Ideally, pain acts as a warning to indicate harm or potential danger to tissues in our bodies. It prevents additional harm by alerting the person to react and remove the source of pain. However, when pain persists or recurs over a prolonged period of time (more than six months), it is said to be chronic or intractable pain -- it no longer helps, but hinders, the body. Normal lifestyles are impossible or severely restricted.

Treatments
Physician s use numerous treatments when dealing with chronic pain, but the main objective is to be as safe, inexpensive, and unintrusive to the patient’s life as possible. Listed below are several treatments physician might employ.
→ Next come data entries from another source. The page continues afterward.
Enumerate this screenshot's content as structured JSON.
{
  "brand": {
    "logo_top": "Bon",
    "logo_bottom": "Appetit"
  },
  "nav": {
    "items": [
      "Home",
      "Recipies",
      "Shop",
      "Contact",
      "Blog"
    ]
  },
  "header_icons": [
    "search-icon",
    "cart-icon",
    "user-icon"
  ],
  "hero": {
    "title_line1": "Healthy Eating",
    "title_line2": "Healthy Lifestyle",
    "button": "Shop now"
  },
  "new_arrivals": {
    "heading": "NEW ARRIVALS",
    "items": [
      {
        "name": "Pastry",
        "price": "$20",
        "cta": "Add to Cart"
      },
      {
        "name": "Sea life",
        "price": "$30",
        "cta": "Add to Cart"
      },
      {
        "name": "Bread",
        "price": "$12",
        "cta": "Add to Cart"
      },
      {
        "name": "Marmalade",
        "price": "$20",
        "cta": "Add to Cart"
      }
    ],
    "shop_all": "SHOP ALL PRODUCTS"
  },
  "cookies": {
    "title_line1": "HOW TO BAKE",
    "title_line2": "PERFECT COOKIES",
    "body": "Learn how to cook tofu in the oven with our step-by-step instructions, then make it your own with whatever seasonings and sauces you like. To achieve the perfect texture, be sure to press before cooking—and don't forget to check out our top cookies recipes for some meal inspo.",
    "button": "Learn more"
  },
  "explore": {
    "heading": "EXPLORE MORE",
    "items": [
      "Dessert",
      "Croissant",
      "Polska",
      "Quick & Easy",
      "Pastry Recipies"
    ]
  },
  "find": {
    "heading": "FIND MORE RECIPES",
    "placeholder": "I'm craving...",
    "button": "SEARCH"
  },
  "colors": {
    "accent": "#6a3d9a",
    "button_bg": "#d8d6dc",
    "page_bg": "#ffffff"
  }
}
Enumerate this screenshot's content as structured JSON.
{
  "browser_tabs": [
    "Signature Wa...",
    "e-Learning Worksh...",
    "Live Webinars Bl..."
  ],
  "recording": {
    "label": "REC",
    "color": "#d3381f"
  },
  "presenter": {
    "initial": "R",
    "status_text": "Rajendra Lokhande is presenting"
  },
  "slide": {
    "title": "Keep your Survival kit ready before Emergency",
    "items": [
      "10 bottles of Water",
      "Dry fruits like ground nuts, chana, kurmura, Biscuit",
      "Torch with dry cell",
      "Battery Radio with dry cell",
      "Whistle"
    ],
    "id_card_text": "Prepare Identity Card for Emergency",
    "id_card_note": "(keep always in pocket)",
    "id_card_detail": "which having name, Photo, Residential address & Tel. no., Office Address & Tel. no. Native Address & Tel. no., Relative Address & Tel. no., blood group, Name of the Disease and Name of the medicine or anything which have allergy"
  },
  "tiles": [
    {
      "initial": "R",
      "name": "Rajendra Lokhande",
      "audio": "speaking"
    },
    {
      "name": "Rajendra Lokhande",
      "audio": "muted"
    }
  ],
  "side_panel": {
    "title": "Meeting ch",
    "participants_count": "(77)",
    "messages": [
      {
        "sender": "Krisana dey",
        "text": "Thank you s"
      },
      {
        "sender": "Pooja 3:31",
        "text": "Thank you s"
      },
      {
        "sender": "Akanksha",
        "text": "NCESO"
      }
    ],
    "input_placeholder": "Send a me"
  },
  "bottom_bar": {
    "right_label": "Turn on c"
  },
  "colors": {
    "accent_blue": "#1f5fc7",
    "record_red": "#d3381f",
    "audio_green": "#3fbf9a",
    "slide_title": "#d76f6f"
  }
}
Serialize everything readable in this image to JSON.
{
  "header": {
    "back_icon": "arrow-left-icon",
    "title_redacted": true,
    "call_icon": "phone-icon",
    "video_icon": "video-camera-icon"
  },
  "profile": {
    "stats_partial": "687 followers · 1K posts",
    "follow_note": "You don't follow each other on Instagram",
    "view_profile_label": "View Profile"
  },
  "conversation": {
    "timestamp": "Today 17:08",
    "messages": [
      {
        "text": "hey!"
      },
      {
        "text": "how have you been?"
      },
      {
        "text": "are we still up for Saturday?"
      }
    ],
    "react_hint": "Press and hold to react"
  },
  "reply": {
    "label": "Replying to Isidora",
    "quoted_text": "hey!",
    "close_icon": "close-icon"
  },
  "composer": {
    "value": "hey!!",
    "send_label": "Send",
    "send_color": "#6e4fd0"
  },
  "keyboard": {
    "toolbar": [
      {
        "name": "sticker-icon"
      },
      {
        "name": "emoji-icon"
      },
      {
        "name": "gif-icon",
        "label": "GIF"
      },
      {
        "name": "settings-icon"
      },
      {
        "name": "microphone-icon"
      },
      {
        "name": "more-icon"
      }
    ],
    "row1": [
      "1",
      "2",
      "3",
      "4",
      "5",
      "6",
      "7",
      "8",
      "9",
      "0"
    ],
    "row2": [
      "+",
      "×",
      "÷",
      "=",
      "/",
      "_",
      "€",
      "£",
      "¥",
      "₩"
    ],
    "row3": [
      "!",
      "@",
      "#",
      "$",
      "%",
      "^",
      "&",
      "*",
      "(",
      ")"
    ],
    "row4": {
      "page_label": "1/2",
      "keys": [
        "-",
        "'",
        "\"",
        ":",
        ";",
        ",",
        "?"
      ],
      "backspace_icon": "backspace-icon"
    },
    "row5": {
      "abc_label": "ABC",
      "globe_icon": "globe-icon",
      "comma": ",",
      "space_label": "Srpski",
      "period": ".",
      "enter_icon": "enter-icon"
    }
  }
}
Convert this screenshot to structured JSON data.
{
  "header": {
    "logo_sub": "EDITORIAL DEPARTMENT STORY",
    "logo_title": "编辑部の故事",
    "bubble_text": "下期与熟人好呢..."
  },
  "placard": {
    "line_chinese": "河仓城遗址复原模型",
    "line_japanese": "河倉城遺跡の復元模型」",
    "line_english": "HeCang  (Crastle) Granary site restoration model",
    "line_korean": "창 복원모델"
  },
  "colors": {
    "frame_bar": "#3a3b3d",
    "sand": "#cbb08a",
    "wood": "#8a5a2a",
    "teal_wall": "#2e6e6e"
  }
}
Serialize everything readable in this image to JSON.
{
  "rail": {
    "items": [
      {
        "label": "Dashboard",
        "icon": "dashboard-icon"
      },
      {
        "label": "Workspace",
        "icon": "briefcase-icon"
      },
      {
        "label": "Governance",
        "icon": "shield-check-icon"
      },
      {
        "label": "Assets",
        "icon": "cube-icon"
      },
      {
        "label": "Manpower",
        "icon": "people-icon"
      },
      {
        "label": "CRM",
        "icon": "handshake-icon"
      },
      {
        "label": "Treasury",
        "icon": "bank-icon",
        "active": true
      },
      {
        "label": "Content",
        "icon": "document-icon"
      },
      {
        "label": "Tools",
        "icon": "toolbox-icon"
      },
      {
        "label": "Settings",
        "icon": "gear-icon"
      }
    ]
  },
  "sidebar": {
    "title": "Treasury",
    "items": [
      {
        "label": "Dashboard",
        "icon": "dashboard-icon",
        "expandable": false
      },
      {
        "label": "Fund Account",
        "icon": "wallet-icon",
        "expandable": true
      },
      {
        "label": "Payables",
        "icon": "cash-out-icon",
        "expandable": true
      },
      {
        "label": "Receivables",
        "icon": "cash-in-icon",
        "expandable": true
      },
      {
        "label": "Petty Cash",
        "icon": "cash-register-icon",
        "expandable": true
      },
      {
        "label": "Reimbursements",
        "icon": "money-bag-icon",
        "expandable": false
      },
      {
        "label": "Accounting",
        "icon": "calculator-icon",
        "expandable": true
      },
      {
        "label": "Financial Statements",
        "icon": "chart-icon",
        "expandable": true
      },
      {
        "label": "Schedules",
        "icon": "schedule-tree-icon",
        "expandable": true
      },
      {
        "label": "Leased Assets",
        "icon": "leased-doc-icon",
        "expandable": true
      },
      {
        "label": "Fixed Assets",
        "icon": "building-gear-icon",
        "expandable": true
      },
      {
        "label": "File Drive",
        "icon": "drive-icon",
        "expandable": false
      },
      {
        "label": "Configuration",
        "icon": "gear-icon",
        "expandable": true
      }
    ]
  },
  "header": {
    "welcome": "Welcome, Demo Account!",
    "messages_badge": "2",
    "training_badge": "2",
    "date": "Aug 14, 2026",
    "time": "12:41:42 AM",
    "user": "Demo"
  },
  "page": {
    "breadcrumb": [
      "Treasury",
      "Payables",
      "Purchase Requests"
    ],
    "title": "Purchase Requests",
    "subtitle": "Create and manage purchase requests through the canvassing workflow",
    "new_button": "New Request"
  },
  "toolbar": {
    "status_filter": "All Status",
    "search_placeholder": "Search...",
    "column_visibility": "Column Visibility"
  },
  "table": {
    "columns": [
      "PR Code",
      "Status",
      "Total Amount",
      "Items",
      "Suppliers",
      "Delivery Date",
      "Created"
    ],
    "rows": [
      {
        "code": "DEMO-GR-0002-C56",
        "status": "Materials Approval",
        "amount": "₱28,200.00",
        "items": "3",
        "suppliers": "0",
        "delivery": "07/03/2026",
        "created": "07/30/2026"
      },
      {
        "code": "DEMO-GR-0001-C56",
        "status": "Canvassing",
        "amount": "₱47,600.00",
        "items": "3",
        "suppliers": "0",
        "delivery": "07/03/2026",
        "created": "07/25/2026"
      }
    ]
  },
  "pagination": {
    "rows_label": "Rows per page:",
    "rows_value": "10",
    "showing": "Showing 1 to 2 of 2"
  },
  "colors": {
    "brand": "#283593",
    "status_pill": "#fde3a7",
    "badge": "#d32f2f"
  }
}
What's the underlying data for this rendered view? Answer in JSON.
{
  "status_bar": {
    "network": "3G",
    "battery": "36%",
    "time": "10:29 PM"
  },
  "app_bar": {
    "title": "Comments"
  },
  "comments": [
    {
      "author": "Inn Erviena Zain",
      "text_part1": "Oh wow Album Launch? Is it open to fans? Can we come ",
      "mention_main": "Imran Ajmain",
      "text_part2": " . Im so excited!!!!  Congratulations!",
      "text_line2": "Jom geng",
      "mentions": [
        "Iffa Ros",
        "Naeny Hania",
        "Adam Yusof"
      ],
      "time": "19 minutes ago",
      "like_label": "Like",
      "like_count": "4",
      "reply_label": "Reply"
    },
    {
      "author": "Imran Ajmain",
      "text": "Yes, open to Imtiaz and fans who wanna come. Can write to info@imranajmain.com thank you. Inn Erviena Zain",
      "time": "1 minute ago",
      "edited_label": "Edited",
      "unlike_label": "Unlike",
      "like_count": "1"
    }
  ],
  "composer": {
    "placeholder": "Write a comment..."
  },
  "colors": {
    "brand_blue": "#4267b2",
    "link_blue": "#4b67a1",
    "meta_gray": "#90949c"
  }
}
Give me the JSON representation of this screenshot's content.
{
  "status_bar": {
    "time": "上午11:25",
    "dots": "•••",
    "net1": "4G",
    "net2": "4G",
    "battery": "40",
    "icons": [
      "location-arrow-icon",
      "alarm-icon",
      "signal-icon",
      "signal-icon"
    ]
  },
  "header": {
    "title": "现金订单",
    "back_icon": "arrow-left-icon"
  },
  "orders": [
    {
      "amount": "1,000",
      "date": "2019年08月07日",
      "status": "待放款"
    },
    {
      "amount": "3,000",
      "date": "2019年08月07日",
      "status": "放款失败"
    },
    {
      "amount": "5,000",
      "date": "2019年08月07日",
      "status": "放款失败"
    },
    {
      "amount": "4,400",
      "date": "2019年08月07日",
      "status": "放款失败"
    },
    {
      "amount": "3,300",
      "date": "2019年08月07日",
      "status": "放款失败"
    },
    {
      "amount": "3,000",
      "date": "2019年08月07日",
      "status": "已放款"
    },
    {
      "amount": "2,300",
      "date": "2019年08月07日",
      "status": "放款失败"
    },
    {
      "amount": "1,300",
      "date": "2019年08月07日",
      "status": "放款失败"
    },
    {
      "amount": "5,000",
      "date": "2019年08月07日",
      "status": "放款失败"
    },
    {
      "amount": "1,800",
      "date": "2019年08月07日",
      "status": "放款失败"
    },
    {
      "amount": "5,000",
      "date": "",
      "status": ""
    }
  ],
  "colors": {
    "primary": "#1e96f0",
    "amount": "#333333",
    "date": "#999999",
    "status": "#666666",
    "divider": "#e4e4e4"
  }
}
  • Modification--exercise, relaxation training, support groups.
     
  • Rehabilitation--physical therapy, massage, acupuncture.
     
  • Medicine--drugs, usually narcotics or various anti-inflammatory compounds.
     
  • Corrective surgery--removing or modifying the condition causing the pain.
     
  • Implantable therapies: spinal cord stimulation, intraspinal drug infusion--these are two site-specific treatments that block pain signals from reaching the brain.
     
  • Nerve-destroying surgery--destruction of the actual nerves, or, in some cases, a portion of the spinal cord, carrying the pain messages. This non-reversible treatment is usually the "last resort."